Тут наш разговор прервала телефонистка отеля, сообщив, что его вызывает Франкфурт.

– Пьер, подождите секунду на линии.

«Пьер, подождите секунду на линии», – и я повиновался, подождал, и, естественно, покорное ожидание момента, пока разговор возобновится, выставило меня еще большим посмешищем в собственных глазах, чем припоминание всего, что я наболтал во время нашей беседы. Надо было записать ее на диктофон, смекнул я, – тогда я получил бы улику, доказательство. Но доказательство чего? Что он – это не я? Значит, это еще и требуется доказывать?

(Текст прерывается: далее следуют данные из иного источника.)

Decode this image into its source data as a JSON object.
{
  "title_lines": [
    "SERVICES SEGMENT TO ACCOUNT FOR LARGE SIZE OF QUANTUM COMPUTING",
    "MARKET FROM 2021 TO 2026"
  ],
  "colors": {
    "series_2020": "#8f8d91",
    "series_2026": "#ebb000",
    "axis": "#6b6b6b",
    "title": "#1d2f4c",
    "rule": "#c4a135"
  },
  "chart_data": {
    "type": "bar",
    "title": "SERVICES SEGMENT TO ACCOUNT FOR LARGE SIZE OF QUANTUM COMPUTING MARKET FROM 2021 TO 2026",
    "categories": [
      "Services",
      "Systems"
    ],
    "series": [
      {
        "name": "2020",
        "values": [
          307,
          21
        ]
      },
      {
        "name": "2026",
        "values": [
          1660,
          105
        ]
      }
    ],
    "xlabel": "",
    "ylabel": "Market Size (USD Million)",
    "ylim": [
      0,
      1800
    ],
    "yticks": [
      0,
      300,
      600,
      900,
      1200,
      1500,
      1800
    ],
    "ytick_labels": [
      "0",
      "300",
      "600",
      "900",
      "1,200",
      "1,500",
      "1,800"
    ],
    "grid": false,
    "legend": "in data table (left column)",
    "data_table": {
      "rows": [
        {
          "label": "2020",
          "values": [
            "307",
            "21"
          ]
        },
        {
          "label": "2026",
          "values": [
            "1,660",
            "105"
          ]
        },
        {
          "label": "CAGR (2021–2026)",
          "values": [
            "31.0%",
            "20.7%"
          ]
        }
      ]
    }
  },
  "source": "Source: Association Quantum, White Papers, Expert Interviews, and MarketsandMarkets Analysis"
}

– Один ваш немецкий коллега, – сказал он, вернувшись к нашей беседе, – журналист из «Шпигеля». Вы должны меня извинить, теперь я распрощаюсь с вами, чтобы с ним поговорить. Он пытался дозвониться до меня несколько дней. Интервью было хорошее, сильное, вы задавали агрессивные и неудобные, но умные вопросы, и я вам за них благодарен.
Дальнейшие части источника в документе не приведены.